I am sure you have already thought of these suggestions but my advice would be to keep it simple and work out a plan for two weeks or even a month in advance. One or two different breakfasts, 3 or 4 different lunches and then figure out what your favourite 10 dinners are and spread them out over the month and even doubling recipes so that you can refrigerate and/or freeze half for the next dinner.

Even with just feeding two of us I feel like I need to do this as well as today I realized that I hadn't made any chili in a long while and that is something that is simple to make in the Instant Pot or a large pot on the stove and then freeze a number of small and larger portions for lunches and dinners and can be served over potatoes, sweet potatoes, rice, with tortilla chips, as enchildas etc. You can even just make the bean/vegetable/spice base portion of it and add any extras to it if/when you reheat it, like a bit of Gardein hamburger, tofu, tempeh and or any item that you wish.

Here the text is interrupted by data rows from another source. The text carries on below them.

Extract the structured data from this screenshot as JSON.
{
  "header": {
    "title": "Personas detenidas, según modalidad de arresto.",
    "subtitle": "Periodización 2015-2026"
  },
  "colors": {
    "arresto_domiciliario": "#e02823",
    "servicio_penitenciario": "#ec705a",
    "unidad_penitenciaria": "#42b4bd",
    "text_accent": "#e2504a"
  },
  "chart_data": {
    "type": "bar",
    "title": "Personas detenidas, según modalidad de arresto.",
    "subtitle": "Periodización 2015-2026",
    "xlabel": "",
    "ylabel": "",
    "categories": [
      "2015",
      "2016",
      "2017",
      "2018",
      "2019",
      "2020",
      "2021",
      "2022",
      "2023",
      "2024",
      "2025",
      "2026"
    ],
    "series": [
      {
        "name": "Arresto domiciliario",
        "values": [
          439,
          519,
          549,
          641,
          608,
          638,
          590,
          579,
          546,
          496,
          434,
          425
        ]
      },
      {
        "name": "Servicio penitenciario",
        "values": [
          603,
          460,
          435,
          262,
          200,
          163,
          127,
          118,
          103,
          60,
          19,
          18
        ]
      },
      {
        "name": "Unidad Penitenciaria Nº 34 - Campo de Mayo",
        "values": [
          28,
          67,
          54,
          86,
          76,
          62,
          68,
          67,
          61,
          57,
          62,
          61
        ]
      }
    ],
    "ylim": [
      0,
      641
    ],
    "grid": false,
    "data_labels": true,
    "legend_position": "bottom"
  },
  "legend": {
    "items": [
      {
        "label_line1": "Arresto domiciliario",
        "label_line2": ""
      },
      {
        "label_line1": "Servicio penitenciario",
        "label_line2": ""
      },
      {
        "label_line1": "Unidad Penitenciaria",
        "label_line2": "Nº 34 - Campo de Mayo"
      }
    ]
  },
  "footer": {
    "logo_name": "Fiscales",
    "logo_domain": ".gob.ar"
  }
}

We also love things like perogies but only like to have them once a month or so or vegetable pot stickers so I only buy them every four or five weeks and then load up onions and garlic and red peppers and mushrooms and side of greens and sometimes a fake bacon.

When you cook potatoes, do lots of them so you can have them again within the next few days. Make some simple nacho sauce (from vegetables, just google it) and it is delicious and healthy on rice or pastas or the potatoes/sweet potatoes. Already cooked potatoes can also be made easily into wedges or oven baked fries...

I do think planning is the key so that it isn't so overwhelming and when you don't have to cook animal flesh or you don't use oils then the dishes are so much easier to do and clean up is a breeze.